For sure. Notions of family don’t have to be blood. Notions of community don’t have to be geographical. And it’s good to talk about. It’s true for most people that even in good times, just trying to get by can be an incredible struggle. But especially when times aren’t so great, the increased pressure… how do you manage to make or say something meaningful in the face of desperation?
The LP is set in Bryneich, an Old Welsh name for the North Of England around the 6th century. Did you do this so you could research the setting, or did it offer more of a blank canvas?
Well… you’ve maybe hit the nail on the head with both. It’s a happy balance. I had no interest in making a historical album, but similarly I have no interest in doing a Game Of Thrones thing. There was a lot of research, because I’m not particularly a history buff. It was after the withdrawal of the Roman Empire, and there was an influx of all kinds of different influences – the Saxons and the Vikings, and all of the feuds and wars between different factions, different tribes. That period in history is sketchy, there’s not so much documentation. It just seemed like a very pertinent setting… a time or place which is in great flux at a really crucial hinge in history.
The Bog Of Names, the Pin Of Quib… are these things of your invention, or did you discover reference to elsewhere?
Well, with all those things, it’s maybe a bit foggy, there’s not always a yes or no answer. As with the last album, where I might mention that I cut my hand really badly [on “The Vile Stuff”]… what happened in my life was more of a graze. But I do know somebody who has cut their hand badly. It’s OK to… not exaggerate, but to magnify. You’re just looking at it more closely.
Your music is full of English signifiers, so it’s interesting that one of the influences on your music you can really hear on Peasant is qawwali…
I mention qawwali a lot. I love Nusrat [Fateh Ali Khan]. I love the power and the fire. But whether or not it’s more in there than a bunch of other music… you know when you’re asked what might have influenced something, really hopefully the aim of the game is that there should be hundreds and thousands of different musics in any music. Instead of mentioning any canonised songwriter, it’s more helpful to mention something that is maybe not so prevalent.

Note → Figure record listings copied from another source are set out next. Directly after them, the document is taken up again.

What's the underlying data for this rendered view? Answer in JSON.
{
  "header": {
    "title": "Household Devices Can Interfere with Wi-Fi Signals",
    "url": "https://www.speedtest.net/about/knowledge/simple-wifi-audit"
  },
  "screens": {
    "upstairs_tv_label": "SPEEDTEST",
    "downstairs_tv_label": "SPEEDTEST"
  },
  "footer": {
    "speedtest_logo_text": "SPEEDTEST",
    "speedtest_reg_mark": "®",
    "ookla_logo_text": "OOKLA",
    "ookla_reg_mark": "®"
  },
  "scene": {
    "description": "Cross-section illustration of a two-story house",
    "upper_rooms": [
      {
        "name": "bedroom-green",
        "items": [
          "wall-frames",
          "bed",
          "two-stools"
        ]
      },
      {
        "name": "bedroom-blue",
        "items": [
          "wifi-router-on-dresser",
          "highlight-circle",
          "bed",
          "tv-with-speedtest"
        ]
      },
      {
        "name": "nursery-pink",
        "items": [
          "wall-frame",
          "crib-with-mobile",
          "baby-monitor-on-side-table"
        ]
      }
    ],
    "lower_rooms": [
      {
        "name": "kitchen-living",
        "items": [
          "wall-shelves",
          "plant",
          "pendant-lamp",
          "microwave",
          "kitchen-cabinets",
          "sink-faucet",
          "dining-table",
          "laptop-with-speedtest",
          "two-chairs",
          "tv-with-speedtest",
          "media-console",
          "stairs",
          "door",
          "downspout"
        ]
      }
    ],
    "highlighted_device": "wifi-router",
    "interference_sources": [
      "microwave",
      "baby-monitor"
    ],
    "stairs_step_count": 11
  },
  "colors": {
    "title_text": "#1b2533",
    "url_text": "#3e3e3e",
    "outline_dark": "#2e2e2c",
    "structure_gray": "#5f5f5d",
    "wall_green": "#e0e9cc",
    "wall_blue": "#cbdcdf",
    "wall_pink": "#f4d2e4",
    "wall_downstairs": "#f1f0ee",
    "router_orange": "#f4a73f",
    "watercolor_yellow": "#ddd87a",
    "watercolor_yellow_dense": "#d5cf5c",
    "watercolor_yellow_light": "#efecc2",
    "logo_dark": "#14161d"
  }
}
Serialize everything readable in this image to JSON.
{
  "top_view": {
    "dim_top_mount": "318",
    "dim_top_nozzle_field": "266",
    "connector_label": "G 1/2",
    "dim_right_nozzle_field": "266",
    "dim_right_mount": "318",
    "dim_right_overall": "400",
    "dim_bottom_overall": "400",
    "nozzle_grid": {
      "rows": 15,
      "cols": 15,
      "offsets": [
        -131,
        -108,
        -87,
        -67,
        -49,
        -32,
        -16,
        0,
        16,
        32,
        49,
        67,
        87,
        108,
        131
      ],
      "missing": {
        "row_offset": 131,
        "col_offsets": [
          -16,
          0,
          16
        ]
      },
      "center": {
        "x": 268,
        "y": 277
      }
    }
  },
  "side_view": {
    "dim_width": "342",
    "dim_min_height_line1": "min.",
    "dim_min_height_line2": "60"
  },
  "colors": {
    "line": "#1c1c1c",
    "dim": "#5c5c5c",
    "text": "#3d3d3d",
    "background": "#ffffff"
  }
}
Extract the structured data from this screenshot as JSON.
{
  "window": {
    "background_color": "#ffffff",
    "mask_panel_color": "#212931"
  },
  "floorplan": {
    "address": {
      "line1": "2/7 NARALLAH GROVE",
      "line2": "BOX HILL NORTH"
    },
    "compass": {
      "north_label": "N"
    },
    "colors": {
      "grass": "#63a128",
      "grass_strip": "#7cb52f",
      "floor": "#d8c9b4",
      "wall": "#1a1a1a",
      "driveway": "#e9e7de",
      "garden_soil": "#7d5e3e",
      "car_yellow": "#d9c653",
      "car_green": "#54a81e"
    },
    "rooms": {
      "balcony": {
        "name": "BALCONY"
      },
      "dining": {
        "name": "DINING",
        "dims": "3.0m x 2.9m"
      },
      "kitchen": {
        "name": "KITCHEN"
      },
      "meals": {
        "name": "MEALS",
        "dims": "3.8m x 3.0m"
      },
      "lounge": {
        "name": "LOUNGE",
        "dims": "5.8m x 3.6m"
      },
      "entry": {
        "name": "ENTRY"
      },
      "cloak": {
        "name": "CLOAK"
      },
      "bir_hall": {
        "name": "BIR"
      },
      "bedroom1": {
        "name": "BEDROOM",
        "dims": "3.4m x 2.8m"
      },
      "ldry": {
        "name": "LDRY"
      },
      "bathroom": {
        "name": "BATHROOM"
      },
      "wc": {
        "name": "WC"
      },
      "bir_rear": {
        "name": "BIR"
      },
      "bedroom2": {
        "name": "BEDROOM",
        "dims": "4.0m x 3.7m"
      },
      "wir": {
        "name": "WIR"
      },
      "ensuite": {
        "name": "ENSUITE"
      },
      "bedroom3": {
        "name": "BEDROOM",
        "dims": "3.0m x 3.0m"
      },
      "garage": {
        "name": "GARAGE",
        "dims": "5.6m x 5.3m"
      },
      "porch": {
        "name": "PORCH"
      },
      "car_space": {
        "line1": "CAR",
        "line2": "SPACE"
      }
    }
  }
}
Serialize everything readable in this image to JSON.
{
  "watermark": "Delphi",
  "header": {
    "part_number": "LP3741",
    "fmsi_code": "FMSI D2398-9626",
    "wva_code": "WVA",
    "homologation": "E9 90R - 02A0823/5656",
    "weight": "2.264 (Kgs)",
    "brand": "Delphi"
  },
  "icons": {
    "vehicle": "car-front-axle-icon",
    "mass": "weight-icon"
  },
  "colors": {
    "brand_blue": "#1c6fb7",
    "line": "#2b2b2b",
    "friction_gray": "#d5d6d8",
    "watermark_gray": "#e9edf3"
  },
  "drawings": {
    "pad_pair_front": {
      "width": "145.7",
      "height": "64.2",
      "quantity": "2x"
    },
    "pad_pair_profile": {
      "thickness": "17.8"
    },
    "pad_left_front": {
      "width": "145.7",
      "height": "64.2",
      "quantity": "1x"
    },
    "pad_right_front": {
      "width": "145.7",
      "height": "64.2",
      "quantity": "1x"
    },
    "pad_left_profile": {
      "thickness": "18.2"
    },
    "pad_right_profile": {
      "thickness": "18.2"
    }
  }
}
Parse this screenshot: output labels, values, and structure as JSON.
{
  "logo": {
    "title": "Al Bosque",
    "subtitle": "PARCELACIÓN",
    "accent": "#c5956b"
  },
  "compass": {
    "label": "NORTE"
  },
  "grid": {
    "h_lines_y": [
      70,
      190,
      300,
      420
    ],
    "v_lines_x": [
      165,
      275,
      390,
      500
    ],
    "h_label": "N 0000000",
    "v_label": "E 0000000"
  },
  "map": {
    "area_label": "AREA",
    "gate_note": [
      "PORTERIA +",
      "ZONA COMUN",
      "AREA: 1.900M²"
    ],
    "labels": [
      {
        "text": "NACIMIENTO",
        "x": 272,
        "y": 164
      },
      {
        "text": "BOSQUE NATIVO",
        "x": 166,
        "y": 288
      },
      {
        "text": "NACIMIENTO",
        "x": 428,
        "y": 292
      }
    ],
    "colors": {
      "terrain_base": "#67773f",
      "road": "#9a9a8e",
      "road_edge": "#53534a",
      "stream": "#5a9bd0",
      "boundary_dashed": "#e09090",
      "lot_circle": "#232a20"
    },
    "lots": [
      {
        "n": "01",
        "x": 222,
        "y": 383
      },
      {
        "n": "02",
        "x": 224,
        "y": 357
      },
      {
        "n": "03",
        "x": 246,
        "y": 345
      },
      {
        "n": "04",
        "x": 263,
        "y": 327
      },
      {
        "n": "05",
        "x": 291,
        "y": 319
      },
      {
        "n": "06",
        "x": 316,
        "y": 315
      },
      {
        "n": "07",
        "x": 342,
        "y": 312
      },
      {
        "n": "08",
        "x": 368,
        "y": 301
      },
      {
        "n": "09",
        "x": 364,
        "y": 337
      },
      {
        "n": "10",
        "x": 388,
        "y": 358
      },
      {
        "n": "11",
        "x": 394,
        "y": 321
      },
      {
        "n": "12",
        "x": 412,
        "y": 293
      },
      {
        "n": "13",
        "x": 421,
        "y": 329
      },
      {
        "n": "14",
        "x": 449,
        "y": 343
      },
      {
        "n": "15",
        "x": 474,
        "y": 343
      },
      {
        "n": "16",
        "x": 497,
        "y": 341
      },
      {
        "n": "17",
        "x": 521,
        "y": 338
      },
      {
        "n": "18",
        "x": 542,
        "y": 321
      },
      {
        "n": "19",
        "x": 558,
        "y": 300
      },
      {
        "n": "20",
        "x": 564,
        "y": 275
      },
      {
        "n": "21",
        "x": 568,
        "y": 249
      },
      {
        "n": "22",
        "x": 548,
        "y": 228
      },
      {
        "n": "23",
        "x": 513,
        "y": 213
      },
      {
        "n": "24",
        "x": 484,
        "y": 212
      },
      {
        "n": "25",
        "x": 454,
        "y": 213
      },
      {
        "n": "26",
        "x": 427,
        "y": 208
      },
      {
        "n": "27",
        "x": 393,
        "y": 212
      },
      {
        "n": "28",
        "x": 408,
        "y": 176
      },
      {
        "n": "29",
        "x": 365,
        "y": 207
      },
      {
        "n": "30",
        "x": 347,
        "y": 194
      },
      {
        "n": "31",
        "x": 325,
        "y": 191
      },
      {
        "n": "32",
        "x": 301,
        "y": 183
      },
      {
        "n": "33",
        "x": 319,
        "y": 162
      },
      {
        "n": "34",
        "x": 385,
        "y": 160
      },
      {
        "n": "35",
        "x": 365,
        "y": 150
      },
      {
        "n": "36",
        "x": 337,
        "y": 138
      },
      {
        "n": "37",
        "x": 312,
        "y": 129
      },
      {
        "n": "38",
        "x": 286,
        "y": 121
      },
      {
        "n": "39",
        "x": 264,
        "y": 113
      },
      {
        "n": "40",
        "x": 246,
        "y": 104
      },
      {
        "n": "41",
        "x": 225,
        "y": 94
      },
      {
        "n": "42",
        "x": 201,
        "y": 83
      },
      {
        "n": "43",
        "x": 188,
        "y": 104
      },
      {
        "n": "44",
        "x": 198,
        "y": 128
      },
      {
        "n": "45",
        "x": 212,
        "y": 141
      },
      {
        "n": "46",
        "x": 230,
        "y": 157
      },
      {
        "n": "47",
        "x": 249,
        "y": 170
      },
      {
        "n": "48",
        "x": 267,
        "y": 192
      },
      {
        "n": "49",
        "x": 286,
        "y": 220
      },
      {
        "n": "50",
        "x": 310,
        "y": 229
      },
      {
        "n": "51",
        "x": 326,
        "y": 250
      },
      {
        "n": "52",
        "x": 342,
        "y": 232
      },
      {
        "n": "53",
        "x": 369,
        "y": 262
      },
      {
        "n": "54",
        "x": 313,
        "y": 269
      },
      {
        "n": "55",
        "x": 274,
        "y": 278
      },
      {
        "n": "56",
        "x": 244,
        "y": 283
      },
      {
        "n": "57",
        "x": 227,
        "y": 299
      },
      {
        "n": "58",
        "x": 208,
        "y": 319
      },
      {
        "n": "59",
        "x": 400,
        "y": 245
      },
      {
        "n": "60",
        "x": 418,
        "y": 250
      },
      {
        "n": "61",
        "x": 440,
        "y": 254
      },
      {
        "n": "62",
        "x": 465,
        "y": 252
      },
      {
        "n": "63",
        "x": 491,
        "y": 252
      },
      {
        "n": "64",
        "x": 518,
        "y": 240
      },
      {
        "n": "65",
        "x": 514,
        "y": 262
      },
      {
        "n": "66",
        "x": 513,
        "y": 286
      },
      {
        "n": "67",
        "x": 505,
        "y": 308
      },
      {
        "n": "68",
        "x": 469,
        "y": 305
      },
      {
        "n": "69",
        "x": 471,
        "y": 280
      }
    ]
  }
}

Is Peasant an optimistic record?
Maybe… perhaps not. It’s close to being optimistic. You have to be careful, because you don’t want to be grandiose. But on the other hand, the aim of the game… I think there has to be some function or some usefulness. I think this is why the album feels different. I’ve never been so concerned with people hearing my music, but this one I’m really desperate for people to hear. I hope there is some kind of positive spell contained in the whole piece. It feels like it can only come to life if it’s heard by people. I’m not sure it’s an optimistic album. My other records have wound their way back to the beginning, and this one was shaping up that way, but it didn’t feel appropriate, with things being so out of whack. The last song is horrible, really horrible. But there’s always reason for hope.